Historian John Burk wrote: “Ruthless devastation attended the British. They set fire to the Town, and nearly the whole was consumed. Several hundred barrels of tar, pitch, turpentine, and rum had been deposited on lots contiguous to the wharves. The heads of the barrels being knocked out, and their contents, which flowed in a commingled mass, catching the blaze, descended to the river like torrents of burning lava. As the wind blew from the wharves with great violence, these substances with difficulty soluble in water, rapidly floated to the opposite shore in a splendid state of conflagration, which they communicated to the thick and decaying herbage of an extensive marsh… This immense sheet of fire, added to the vast columns of undulating flames, which ascended from the burning houses in the Town — the explosion, at intervals, of the gun-powder in the magazines — the consequent projection through the air of large pieces of ignited timber, which flew like meteors to an astonishing distance — all contributed to form a collective scene of horror and sublimity and desolation such as could not be viewed without emotions not to be described.

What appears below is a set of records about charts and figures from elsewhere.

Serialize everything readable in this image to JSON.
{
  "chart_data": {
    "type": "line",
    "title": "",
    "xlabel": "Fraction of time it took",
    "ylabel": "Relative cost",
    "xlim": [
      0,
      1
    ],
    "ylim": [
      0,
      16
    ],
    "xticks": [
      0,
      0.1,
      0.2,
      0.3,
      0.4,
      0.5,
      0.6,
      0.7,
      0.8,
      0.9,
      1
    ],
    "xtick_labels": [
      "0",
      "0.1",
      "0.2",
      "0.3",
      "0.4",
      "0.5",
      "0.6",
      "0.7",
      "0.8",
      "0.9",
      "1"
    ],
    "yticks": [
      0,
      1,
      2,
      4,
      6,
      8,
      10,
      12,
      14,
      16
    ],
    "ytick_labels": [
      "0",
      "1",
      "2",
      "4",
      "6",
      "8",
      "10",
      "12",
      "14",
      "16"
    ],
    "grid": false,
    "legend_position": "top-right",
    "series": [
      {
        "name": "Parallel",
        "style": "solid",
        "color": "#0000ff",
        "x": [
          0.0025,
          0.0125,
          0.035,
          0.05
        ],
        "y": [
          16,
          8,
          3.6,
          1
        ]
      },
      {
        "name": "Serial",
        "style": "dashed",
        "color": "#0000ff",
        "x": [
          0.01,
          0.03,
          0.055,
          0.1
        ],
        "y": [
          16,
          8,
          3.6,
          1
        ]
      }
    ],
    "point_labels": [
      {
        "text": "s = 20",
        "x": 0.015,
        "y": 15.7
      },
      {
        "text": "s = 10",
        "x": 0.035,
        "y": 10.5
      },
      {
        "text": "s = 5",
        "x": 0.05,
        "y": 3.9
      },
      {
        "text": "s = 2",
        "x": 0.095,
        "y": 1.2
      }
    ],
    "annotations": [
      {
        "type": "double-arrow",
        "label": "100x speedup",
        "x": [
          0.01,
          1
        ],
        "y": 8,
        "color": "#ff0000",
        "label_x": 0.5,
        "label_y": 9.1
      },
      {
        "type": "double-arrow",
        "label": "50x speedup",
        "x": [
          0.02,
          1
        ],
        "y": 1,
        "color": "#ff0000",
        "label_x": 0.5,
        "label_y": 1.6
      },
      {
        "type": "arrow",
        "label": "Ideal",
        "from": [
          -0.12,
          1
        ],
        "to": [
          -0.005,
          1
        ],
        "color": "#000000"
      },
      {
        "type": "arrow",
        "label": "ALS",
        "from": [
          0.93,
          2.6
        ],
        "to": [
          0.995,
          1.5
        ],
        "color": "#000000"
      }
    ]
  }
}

“The ravages of this expedition were completed by destroying several hundred barrels of pork deposited at the house of Colonel Willis Riddick for use of the Virginia army.”
Col. Lawson of Smithfield, probably a militia commander, wrote in a letter, “On my way down (from Smithfield to Suffolk) I met numbers of the unfortunate and distressed inhabitants, flying from the rapid approach of the enemy, with such circumstances of distress as language cannot paint. I feel no pleasure in enumerating and dwelling upon the distresses of our unhappy countrymen and fellow-creatures, but on the present occasion, they exceed anything in imagination. The enemy are now in possession of Suffolk, a part of which is actually in flames, and the whole will probably be so in a small time.”

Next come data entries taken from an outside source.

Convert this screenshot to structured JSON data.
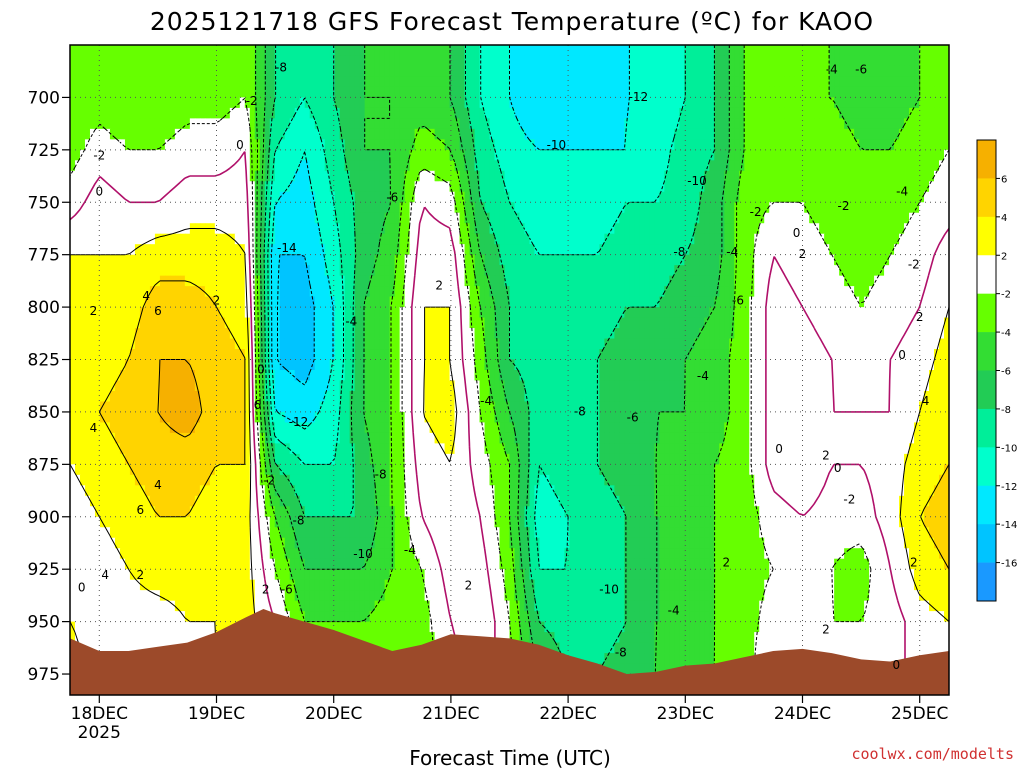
{
  "chart_data": {
    "type": "contour",
    "title": "2025121718 GFS Forecast Temperature (ºC) for KAOO",
    "xlabel": "Forecast Time (UTC)",
    "ylabel": "",
    "x_ticks": [
      "18DEC",
      "19DEC",
      "20DEC",
      "21DEC",
      "22DEC",
      "23DEC",
      "24DEC",
      "25DEC"
    ],
    "x_year_label": "2025",
    "y_ticks": [
      700,
      725,
      750,
      775,
      800,
      825,
      850,
      875,
      900,
      925,
      950,
      975
    ],
    "y_range": [
      675,
      985
    ],
    "x_range_days": [
      17.75,
      25.25
    ],
    "grid": true,
    "colorbar": {
      "labels": [
        "6",
        "4",
        "2",
        "-2",
        "-4",
        "-6",
        "-8",
        "-10",
        "-12",
        "-14",
        "-16"
      ],
      "colors": [
        "#f6b000",
        "#ffd400",
        "#ffff00",
        "#ffffff",
        "#66ff00",
        "#33dd33",
        "#22cc55",
        "#00ee99",
        "#00ffcc",
        "#00e8ff",
        "#00c4ff",
        "#1a99ff"
      ]
    },
    "profiles": [
      {
        "day": 17.75,
        "temps": [
          -4,
          -3,
          -1,
          2,
          2,
          3,
          3,
          2,
          1,
          1,
          2,
          3
        ]
      },
      {
        "day": 18.0,
        "temps": [
          -3,
          -1,
          1,
          2,
          3,
          3,
          4,
          3,
          2,
          1,
          1,
          1
        ]
      },
      {
        "day": 18.25,
        "temps": [
          -4,
          -2,
          0,
          2,
          3,
          4,
          5,
          4,
          3,
          2,
          1,
          0
        ]
      },
      {
        "day": 18.5,
        "temps": [
          -4,
          -2,
          0,
          3,
          5,
          6,
          6,
          5,
          4,
          3,
          1,
          0
        ]
      },
      {
        "day": 18.75,
        "temps": [
          -3,
          -1,
          1,
          3,
          5,
          6,
          7,
          5,
          4,
          3,
          2,
          1
        ]
      },
      {
        "day": 19.0,
        "temps": [
          -3,
          -1,
          1,
          3,
          4,
          5,
          5,
          4,
          3,
          3,
          2,
          2
        ]
      },
      {
        "day": 19.25,
        "temps": [
          -2,
          0,
          1,
          2,
          3,
          4,
          4,
          4,
          3,
          3,
          3,
          3
        ]
      },
      {
        "day": 19.5,
        "temps": [
          -8,
          -10,
          -12,
          -14,
          -14,
          -14,
          -12,
          -8,
          -4,
          -2,
          0,
          1
        ]
      },
      {
        "day": 19.75,
        "temps": [
          -10,
          -12,
          -13,
          -14,
          -15,
          -15,
          -13,
          -10,
          -8,
          -6,
          -4,
          -2
        ]
      },
      {
        "day": 20.0,
        "temps": [
          -8,
          -9,
          -10,
          -11,
          -12,
          -12,
          -11,
          -10,
          -8,
          -6,
          -4,
          -3
        ]
      },
      {
        "day": 20.25,
        "temps": [
          -6,
          -6,
          -7,
          -7,
          -6,
          -6,
          -6,
          -7,
          -8,
          -6,
          -4,
          -3
        ]
      },
      {
        "day": 20.5,
        "temps": [
          -6,
          -6,
          -6,
          -5,
          -4,
          -4,
          -4,
          -4,
          -4,
          -4,
          -3,
          -2
        ]
      },
      {
        "day": 20.75,
        "temps": [
          -5,
          -3,
          0,
          1,
          2,
          2,
          2,
          1,
          0,
          -2,
          -3,
          -3
        ]
      },
      {
        "day": 21.0,
        "temps": [
          -6,
          -4,
          -1,
          1,
          2,
          2,
          3,
          2,
          2,
          1,
          0,
          -1
        ]
      },
      {
        "day": 21.25,
        "temps": [
          -10,
          -9,
          -8,
          -6,
          -4,
          -3,
          -2,
          -1,
          0,
          1,
          2,
          1
        ]
      },
      {
        "day": 21.5,
        "temps": [
          -12,
          -11,
          -10,
          -9,
          -8,
          -8,
          -6,
          -4,
          -4,
          -3,
          -2,
          -1
        ]
      },
      {
        "day": 21.75,
        "temps": [
          -14,
          -12,
          -11,
          -10,
          -10,
          -9,
          -9,
          -10,
          -11,
          -10,
          -8,
          -6
        ]
      },
      {
        "day": 22.0,
        "temps": [
          -13,
          -12,
          -11,
          -10,
          -9,
          -9,
          -9,
          -9,
          -10,
          -10,
          -9,
          -8
        ]
      },
      {
        "day": 22.25,
        "temps": [
          -13,
          -12,
          -11,
          -10,
          -9,
          -8,
          -8,
          -8,
          -9,
          -9,
          -9,
          -8
        ]
      },
      {
        "day": 22.5,
        "temps": [
          -12,
          -12,
          -10,
          -9,
          -8,
          -7,
          -7,
          -7,
          -8,
          -8,
          -8,
          -7
        ]
      },
      {
        "day": 22.75,
        "temps": [
          -12,
          -11,
          -10,
          -9,
          -8,
          -7,
          -6,
          -6,
          -6,
          -6,
          -6,
          -6
        ]
      },
      {
        "day": 23.0,
        "temps": [
          -10,
          -9,
          -9,
          -8,
          -7,
          -6,
          -6,
          -5,
          -5,
          -5,
          -5,
          -4
        ]
      },
      {
        "day": 23.25,
        "temps": [
          -8,
          -8,
          -7,
          -7,
          -6,
          -5,
          -5,
          -4,
          -4,
          -4,
          -4,
          -4
        ]
      },
      {
        "day": 23.5,
        "temps": [
          -4,
          -4,
          -3,
          -3,
          -3,
          -3,
          -3,
          -3,
          -3,
          -3,
          -3,
          -3
        ]
      },
      {
        "day": 23.75,
        "temps": [
          -4,
          -3,
          -2,
          0,
          1,
          1,
          1,
          1,
          -1,
          -2,
          -1,
          0
        ]
      },
      {
        "day": 24.0,
        "temps": [
          -4,
          -3,
          -2,
          -1,
          0,
          1,
          2,
          2,
          0,
          -1,
          -1,
          0
        ]
      },
      {
        "day": 24.25,
        "temps": [
          -4,
          -3,
          -3,
          -2,
          -1,
          0,
          0,
          0,
          -1,
          -2,
          -2,
          -1
        ]
      },
      {
        "day": 24.5,
        "temps": [
          -5,
          -4,
          -3,
          -3,
          -2,
          -1,
          0,
          0,
          -1,
          -3,
          -2,
          0
        ]
      },
      {
        "day": 24.75,
        "temps": [
          -5,
          -4,
          -3,
          -2,
          -1,
          0,
          0,
          1,
          1,
          0,
          -1,
          0
        ]
      },
      {
        "day": 25.0,
        "temps": [
          -4,
          -3,
          -2,
          -1,
          0,
          1,
          2,
          3,
          4,
          3,
          1,
          0
        ]
      },
      {
        "day": 25.25,
        "temps": [
          -3,
          -2,
          -1,
          1,
          2,
          3,
          4,
          4,
          5,
          4,
          2,
          1
        ]
      }
    ],
    "surface_pressure": [
      {
        "day": 17.75,
        "hPa": 958
      },
      {
        "day": 18.0,
        "hPa": 964
      },
      {
        "day": 18.25,
        "hPa": 964
      },
      {
        "day": 18.5,
        "hPa": 962
      },
      {
        "day": 18.75,
        "hPa": 960
      },
      {
        "day": 19.0,
        "hPa": 955
      },
      {
        "day": 19.25,
        "hPa": 948
      },
      {
        "day": 19.4,
        "hPa": 944
      },
      {
        "day": 19.5,
        "hPa": 946
      },
      {
        "day": 19.75,
        "hPa": 950
      },
      {
        "day": 20.0,
        "hPa": 954
      },
      {
        "day": 20.25,
        "hPa": 959
      },
      {
        "day": 20.5,
        "hPa": 964
      },
      {
        "day": 20.75,
        "hPa": 961
      },
      {
        "day": 21.0,
        "hPa": 956
      },
      {
        "day": 21.25,
        "hPa": 957
      },
      {
        "day": 21.5,
        "hPa": 958
      },
      {
        "day": 21.75,
        "hPa": 961
      },
      {
        "day": 22.0,
        "hPa": 966
      },
      {
        "day": 22.25,
        "hPa": 970
      },
      {
        "day": 22.5,
        "hPa": 975
      },
      {
        "day": 22.75,
        "hPa": 974
      },
      {
        "day": 23.0,
        "hPa": 971
      },
      {
        "day": 23.25,
        "hPa": 970
      },
      {
        "day": 23.5,
        "hPa": 967
      },
      {
        "day": 23.75,
        "hPa": 964
      },
      {
        "day": 24.0,
        "hPa": 963
      },
      {
        "day": 24.25,
        "hPa": 965
      },
      {
        "day": 24.5,
        "hPa": 968
      },
      {
        "day": 24.75,
        "hPa": 969
      },
      {
        "day": 25.0,
        "hPa": 966
      },
      {
        "day": 25.25,
        "hPa": 964
      }
    ],
    "contour_labels": [
      {
        "text": "-8",
        "day": 19.55,
        "hPa": 686
      },
      {
        "text": "-2",
        "day": 19.3,
        "hPa": 702
      },
      {
        "text": "0",
        "day": 19.2,
        "hPa": 723
      },
      {
        "text": "-2",
        "day": 18.0,
        "hPa": 728
      },
      {
        "text": "0",
        "day": 18.0,
        "hPa": 745
      },
      {
        "text": "-14",
        "day": 19.6,
        "hPa": 772
      },
      {
        "text": "2",
        "day": 17.95,
        "hPa": 802
      },
      {
        "text": "4",
        "day": 18.4,
        "hPa": 795
      },
      {
        "text": "6",
        "day": 18.5,
        "hPa": 802
      },
      {
        "text": "2",
        "day": 19.0,
        "hPa": 797
      },
      {
        "text": "0",
        "day": 19.38,
        "hPa": 830
      },
      {
        "text": "6",
        "day": 19.35,
        "hPa": 847
      },
      {
        "text": "4",
        "day": 17.95,
        "hPa": 858
      },
      {
        "text": "4",
        "day": 18.5,
        "hPa": 885
      },
      {
        "text": "6",
        "day": 18.35,
        "hPa": 897
      },
      {
        "text": "-12",
        "day": 19.7,
        "hPa": 855
      },
      {
        "text": "-2",
        "day": 19.45,
        "hPa": 883
      },
      {
        "text": "-8",
        "day": 19.7,
        "hPa": 902
      },
      {
        "text": "-10",
        "day": 20.25,
        "hPa": 918
      },
      {
        "text": "-6",
        "day": 19.6,
        "hPa": 935
      },
      {
        "text": "2",
        "day": 19.42,
        "hPa": 935
      },
      {
        "text": "0",
        "day": 17.85,
        "hPa": 934
      },
      {
        "text": "4",
        "day": 18.05,
        "hPa": 928
      },
      {
        "text": "2",
        "day": 18.35,
        "hPa": 928
      },
      {
        "text": "-6",
        "day": 20.5,
        "hPa": 748
      },
      {
        "text": "-4",
        "day": 20.15,
        "hPa": 807
      },
      {
        "text": "-8",
        "day": 20.4,
        "hPa": 880
      },
      {
        "text": "-4",
        "day": 20.65,
        "hPa": 916
      },
      {
        "text": "2",
        "day": 20.9,
        "hPa": 790
      },
      {
        "text": "-4",
        "day": 21.3,
        "hPa": 845
      },
      {
        "text": "2",
        "day": 21.15,
        "hPa": 933
      },
      {
        "text": "-10",
        "day": 21.9,
        "hPa": 723
      },
      {
        "text": "-12",
        "day": 22.6,
        "hPa": 700
      },
      {
        "text": "-10",
        "day": 23.1,
        "hPa": 740
      },
      {
        "text": "-8",
        "day": 22.95,
        "hPa": 774
      },
      {
        "text": "-4",
        "day": 23.4,
        "hPa": 774
      },
      {
        "text": "-6",
        "day": 23.45,
        "hPa": 797
      },
      {
        "text": "-4",
        "day": 23.15,
        "hPa": 833
      },
      {
        "text": "-8",
        "day": 22.1,
        "hPa": 850
      },
      {
        "text": "-6",
        "day": 22.55,
        "hPa": 853
      },
      {
        "text": "-10",
        "day": 22.35,
        "hPa": 935
      },
      {
        "text": "-4",
        "day": 22.9,
        "hPa": 945
      },
      {
        "text": "-8",
        "day": 22.45,
        "hPa": 965
      },
      {
        "text": "2",
        "day": 23.35,
        "hPa": 922
      },
      {
        "text": "-2",
        "day": 23.6,
        "hPa": 755
      },
      {
        "text": "0",
        "day": 23.95,
        "hPa": 765
      },
      {
        "text": "-4",
        "day": 24.25,
        "hPa": 687
      },
      {
        "text": "-6",
        "day": 24.5,
        "hPa": 687
      },
      {
        "text": "-2",
        "day": 24.35,
        "hPa": 752
      },
      {
        "text": "-4",
        "day": 24.85,
        "hPa": 745
      },
      {
        "text": "-2",
        "day": 24.95,
        "hPa": 780
      },
      {
        "text": "2",
        "day": 24.0,
        "hPa": 775
      },
      {
        "text": "2",
        "day": 25.0,
        "hPa": 805
      },
      {
        "text": "0",
        "day": 24.85,
        "hPa": 823
      },
      {
        "text": "4",
        "day": 25.05,
        "hPa": 845
      },
      {
        "text": "0",
        "day": 23.8,
        "hPa": 868
      },
      {
        "text": "2",
        "day": 24.2,
        "hPa": 871
      },
      {
        "text": "0",
        "day": 24.3,
        "hPa": 877
      },
      {
        "text": "-2",
        "day": 24.4,
        "hPa": 892
      },
      {
        "text": "2",
        "day": 24.95,
        "hPa": 922
      },
      {
        "text": "2",
        "day": 24.2,
        "hPa": 954
      },
      {
        "text": "0",
        "day": 24.8,
        "hPa": 971
      }
    ],
    "credit": "coolwx.com/modelts"
  }
}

The June 22, 1779, issue of the London Gazette, reported: “On the 12th the Guards marched at Night to Suffolk, Eighteen Miles, and arrived at Day-break. The Town was hastily deserted; and some Vessels, a very large Magazine of Provisions, with Naval Stores, and two Pieces of Cannon, were destroyed.”
The London Chronicle reported: “Sir William Erskine had landed there and after taking possession of a vast quantity of tobacco, which was then ready for shipping, had totally destroyed the town of Suffolk, with several of the ports and a number of magazines.”

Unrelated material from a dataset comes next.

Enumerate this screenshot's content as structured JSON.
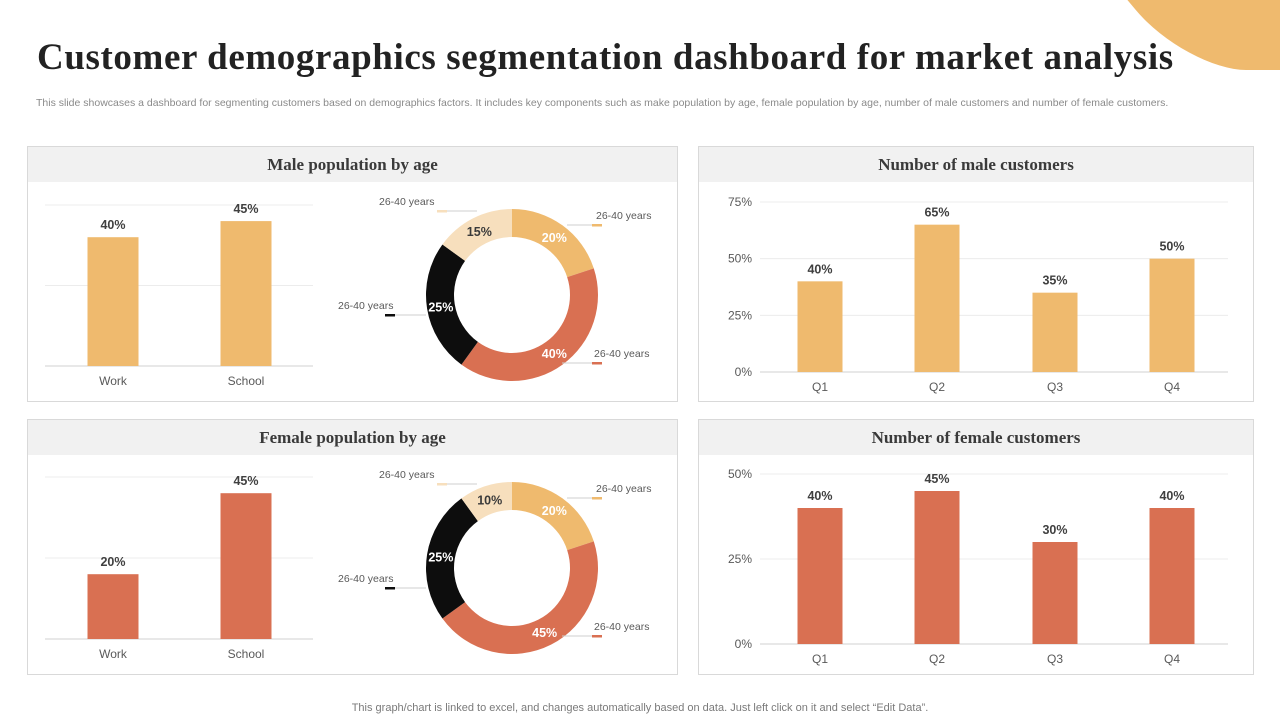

The two “Pieces of Cannon” were, no doubt, the two that Captain Bright had provided the militia.
The British had marched into Suffolk and done their worst as the local population helplessly watched. In his 1818 book, The History of Virginia, John Burk commented on the overwhelming superiority of the British forces and the inability of the people to resist.
He lamented, “These physical disadvantages neither zeal, nor courage, nor patriotism could counteract… War was no longer honorable.”
There is an interesting postscript to this story. Eighty-four years later, during the Civil War, when Union troops were occupying Suffolk, the following note appeared in the New Haven Palladium:
“During the Revolutionary war, the English knocked in the heads of several thousands of barrels of tar which they had captured in store near Suffolk, Virginia, and let it run off into a depression in an old field where it formed a pond about four acres in extent. Gradually hardening in the sun, it became a solid rocky mass, and remains till this day. It looks like slate, and is from two inches to a foot in thickness. Our boys in camp nearby use it for fuel.”
If we only knew where to look, we might still find some of it today!